There are so many great items in our collection and although it is hard for us to choose which ones we like best, here we list some of our favorites. The most recent review is featured below and you can also browse past reviews below. To read a past review, just click the cover of the book and enjoy.
In Helen Wecker's debut novel, the Golem and the Jinni are opposites. The Golem finds purpose in servitude while the Jinni feels trapped by serving another. Wecker weaves these two seemingly different characters into a tangled web in her novel The Golem and the Jinni. Chava, a golem, and Ahmad, a jinni, find themselves in the foreign city of New York in 1899 and try to understand the world and people they encounter. What seems like a chance encounter turns out to be much more when Chava and Ahmad discover that they are not alone. While hiding their true identities to survive both struggle to understand the humans that surround them and both question how much their nature determines who they are and who they will become.

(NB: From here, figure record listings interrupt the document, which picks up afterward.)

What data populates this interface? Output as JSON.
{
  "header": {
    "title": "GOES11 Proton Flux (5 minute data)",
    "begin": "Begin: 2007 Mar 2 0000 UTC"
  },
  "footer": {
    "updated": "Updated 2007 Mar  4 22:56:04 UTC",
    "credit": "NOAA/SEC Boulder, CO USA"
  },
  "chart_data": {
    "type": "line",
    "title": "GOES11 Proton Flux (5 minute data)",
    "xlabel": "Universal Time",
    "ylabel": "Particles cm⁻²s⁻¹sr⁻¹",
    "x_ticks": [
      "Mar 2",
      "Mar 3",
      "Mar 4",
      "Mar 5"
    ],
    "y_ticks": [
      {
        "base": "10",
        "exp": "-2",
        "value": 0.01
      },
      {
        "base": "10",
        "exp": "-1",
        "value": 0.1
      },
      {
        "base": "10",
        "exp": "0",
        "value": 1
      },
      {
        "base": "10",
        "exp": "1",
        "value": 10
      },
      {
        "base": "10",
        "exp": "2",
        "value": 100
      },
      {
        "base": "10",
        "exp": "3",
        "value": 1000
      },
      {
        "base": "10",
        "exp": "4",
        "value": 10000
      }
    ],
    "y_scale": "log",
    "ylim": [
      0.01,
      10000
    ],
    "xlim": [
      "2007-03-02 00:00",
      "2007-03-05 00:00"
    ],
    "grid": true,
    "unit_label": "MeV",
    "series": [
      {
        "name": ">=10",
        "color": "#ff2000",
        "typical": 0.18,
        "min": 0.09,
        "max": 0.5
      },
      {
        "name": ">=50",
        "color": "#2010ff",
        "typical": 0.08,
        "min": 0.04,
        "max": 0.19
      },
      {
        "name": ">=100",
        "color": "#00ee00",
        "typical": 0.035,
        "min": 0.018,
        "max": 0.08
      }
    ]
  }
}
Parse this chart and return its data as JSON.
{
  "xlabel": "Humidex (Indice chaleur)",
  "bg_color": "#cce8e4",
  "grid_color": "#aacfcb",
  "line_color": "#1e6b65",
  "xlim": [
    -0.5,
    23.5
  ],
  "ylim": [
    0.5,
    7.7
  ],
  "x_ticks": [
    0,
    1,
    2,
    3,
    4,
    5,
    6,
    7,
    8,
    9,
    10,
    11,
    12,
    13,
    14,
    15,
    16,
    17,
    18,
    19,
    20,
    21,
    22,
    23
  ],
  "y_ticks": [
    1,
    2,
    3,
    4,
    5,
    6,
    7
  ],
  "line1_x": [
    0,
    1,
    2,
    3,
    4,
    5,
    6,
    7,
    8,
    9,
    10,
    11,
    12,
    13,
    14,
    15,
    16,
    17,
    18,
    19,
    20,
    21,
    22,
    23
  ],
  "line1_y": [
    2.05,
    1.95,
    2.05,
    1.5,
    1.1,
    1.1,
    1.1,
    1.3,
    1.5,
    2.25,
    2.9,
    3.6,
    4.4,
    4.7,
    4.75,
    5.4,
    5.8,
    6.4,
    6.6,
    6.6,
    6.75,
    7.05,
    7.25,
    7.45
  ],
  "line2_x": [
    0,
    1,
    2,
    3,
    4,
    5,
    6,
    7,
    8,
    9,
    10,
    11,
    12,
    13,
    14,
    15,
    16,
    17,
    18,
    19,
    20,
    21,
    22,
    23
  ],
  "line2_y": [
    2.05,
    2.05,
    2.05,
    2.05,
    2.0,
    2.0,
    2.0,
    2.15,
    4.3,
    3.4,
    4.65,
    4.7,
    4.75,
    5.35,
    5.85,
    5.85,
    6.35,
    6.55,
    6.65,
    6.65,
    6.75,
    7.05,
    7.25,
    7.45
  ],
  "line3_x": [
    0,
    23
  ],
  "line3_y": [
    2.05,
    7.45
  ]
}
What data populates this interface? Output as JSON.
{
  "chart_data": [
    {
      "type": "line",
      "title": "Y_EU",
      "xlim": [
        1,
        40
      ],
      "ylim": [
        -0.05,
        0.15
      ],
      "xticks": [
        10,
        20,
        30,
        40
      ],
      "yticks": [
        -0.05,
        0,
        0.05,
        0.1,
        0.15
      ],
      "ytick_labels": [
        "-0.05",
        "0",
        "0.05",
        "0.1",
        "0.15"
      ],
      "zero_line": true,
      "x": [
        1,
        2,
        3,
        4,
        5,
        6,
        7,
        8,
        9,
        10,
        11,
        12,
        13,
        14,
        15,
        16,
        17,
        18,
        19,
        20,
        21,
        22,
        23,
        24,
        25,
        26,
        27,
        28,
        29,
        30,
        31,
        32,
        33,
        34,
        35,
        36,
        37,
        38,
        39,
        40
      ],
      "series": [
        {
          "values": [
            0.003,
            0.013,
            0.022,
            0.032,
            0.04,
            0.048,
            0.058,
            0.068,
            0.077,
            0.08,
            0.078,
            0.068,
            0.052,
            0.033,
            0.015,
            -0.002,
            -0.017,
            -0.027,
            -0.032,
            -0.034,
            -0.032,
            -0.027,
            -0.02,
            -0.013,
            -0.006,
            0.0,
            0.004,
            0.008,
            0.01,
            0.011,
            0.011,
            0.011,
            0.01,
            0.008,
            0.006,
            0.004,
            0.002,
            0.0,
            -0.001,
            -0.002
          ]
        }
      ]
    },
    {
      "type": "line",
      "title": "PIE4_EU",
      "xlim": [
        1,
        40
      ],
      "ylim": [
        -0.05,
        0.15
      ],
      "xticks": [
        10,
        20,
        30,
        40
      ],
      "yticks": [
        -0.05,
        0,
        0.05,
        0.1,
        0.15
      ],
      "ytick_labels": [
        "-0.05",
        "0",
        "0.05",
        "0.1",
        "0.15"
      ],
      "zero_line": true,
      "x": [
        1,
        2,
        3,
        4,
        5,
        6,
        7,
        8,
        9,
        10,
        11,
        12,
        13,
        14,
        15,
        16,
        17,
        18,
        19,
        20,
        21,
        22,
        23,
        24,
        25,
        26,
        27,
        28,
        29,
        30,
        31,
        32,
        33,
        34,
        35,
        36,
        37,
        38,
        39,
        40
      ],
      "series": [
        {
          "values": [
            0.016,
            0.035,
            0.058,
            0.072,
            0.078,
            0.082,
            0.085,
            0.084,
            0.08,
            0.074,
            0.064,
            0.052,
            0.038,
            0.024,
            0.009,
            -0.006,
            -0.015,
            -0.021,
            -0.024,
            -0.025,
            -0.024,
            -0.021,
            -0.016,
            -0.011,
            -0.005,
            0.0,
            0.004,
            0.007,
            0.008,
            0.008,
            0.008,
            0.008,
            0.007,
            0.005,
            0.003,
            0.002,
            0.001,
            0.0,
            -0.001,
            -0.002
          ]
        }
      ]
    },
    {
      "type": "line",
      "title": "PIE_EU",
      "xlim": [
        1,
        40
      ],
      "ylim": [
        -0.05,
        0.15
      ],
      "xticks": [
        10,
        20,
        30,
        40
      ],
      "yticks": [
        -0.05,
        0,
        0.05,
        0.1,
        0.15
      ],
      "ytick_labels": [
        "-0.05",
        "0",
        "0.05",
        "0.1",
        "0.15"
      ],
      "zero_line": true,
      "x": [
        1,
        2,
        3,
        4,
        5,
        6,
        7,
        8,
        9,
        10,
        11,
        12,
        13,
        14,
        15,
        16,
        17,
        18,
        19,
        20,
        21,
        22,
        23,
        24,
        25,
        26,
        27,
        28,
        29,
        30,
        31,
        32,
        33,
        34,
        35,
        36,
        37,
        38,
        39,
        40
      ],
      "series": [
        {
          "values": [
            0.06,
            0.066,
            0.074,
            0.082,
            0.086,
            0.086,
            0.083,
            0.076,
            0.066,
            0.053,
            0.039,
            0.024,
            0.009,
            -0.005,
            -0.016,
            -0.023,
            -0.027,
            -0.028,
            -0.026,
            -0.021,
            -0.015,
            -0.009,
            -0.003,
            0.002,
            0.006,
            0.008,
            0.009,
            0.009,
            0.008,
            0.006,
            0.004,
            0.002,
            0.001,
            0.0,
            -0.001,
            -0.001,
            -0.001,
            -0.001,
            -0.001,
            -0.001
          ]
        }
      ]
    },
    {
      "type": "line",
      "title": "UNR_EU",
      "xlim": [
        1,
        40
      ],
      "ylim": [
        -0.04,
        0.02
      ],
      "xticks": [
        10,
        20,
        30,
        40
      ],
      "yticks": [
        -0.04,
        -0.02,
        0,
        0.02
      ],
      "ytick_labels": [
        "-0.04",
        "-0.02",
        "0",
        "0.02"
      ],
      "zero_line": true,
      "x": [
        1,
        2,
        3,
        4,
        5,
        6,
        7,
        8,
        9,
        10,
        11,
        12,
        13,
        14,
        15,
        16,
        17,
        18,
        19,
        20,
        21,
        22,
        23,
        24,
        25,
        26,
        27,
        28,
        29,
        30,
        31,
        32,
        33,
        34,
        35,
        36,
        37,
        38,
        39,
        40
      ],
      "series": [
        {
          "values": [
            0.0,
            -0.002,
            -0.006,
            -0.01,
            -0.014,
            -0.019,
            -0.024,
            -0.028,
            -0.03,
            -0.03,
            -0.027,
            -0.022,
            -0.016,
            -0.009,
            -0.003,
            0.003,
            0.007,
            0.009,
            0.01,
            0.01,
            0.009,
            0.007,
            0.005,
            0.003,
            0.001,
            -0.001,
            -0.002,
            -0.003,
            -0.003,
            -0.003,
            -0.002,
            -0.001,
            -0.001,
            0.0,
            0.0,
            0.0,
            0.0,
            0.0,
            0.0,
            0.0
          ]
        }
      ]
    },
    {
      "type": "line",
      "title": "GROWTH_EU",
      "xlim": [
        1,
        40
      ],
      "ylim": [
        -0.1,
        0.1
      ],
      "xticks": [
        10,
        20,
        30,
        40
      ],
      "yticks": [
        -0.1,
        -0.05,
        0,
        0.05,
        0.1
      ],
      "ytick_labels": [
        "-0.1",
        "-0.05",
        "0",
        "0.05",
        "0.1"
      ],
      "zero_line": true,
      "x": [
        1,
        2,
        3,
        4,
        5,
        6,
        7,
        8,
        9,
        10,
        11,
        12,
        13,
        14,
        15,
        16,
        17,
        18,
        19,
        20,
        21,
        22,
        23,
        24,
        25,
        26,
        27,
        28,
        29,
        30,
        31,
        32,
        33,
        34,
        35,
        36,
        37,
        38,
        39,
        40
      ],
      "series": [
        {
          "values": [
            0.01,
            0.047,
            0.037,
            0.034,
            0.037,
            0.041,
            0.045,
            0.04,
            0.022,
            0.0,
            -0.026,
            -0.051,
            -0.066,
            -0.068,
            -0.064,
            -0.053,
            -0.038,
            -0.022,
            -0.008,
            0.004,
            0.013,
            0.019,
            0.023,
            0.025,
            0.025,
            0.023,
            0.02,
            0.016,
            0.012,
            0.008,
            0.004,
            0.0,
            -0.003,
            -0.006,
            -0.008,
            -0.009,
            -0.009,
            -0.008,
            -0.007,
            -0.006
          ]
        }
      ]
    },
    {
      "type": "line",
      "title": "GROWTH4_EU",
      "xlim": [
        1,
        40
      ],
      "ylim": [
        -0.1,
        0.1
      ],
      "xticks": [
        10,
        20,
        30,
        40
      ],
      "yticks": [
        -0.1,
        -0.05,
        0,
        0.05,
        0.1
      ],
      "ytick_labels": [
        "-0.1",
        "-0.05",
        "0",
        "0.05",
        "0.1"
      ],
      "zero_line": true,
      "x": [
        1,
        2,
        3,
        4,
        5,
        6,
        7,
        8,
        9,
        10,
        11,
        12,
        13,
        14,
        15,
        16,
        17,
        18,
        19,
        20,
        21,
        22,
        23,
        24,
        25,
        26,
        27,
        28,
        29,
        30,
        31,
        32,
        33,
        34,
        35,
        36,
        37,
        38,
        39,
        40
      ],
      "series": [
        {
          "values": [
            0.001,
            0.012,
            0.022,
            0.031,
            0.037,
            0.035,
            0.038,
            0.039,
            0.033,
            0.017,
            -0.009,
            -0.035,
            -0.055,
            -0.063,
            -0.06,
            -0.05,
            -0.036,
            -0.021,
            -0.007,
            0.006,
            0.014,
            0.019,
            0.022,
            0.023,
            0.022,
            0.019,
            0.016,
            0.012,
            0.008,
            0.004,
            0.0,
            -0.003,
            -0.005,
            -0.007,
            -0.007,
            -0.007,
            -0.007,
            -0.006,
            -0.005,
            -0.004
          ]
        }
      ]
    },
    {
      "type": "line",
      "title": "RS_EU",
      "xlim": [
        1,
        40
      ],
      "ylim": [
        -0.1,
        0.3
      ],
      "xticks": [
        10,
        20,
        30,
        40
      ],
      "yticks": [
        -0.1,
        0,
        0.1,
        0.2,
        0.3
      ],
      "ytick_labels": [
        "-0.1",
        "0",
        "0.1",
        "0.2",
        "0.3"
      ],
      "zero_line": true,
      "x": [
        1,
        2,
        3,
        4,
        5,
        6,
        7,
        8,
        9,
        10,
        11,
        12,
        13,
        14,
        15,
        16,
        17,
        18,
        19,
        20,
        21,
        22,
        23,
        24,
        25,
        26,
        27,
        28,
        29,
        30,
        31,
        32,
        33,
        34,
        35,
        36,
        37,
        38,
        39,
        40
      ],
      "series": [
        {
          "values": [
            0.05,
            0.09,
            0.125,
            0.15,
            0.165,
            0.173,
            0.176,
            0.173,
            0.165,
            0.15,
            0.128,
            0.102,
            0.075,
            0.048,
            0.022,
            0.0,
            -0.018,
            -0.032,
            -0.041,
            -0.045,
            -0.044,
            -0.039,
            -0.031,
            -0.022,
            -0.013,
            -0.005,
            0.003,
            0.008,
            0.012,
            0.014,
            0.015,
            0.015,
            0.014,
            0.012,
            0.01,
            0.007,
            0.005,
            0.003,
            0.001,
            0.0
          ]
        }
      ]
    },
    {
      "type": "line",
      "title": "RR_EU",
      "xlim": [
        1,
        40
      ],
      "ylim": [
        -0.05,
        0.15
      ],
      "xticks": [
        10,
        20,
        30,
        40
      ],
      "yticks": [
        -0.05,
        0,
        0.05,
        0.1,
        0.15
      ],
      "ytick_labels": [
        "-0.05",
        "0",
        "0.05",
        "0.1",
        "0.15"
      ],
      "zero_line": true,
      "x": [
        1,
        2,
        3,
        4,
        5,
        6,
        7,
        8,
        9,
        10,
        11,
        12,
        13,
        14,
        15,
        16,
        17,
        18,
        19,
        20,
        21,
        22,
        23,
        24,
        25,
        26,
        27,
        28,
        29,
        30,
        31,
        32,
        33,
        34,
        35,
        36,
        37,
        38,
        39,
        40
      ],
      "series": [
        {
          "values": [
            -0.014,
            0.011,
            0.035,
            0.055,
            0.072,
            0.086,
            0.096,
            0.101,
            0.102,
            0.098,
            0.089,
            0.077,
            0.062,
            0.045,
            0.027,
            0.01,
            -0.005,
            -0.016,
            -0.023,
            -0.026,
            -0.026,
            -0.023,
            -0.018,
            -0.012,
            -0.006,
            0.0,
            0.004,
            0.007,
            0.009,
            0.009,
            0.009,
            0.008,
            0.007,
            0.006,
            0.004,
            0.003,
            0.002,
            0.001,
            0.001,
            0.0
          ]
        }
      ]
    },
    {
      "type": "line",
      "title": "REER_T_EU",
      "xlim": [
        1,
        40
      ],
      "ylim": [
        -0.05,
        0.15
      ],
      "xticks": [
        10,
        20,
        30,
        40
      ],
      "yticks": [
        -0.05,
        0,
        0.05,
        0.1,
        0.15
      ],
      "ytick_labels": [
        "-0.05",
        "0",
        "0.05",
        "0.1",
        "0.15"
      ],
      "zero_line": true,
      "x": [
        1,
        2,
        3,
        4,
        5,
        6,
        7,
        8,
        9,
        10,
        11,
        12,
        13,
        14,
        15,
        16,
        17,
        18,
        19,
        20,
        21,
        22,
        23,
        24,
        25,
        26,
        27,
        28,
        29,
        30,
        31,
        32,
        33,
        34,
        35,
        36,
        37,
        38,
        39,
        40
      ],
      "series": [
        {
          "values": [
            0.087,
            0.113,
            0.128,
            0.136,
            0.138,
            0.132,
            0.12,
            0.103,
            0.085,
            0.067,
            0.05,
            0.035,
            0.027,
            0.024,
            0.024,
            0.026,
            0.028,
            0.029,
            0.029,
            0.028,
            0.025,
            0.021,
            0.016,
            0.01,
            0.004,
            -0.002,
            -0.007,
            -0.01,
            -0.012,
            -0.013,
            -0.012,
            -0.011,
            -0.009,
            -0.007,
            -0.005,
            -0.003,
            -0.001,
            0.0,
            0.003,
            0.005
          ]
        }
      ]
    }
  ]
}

Wecker's novel weaves a web that revolves around the woman of clay and the man of fire. Her novel starts in a meticulous manner painting a clear picture of each character and how they arrived in New York. Each character's story reveals hints about how they come to intersect at a well crafted climax where Wecker's cast of characters reveal their true natures.
I enjoyed escaping into Wecker's world of 1899 New York. The detailed scenery and life-like protagonists consumed my imagination and compelled me to keep reading to the end. I loved reading about the internal conflict that the Golem and the Jinni experience. I would recommend this book to any reader who likes fantastical, reluctant heroes and who sometimes questions the ideas of human nature.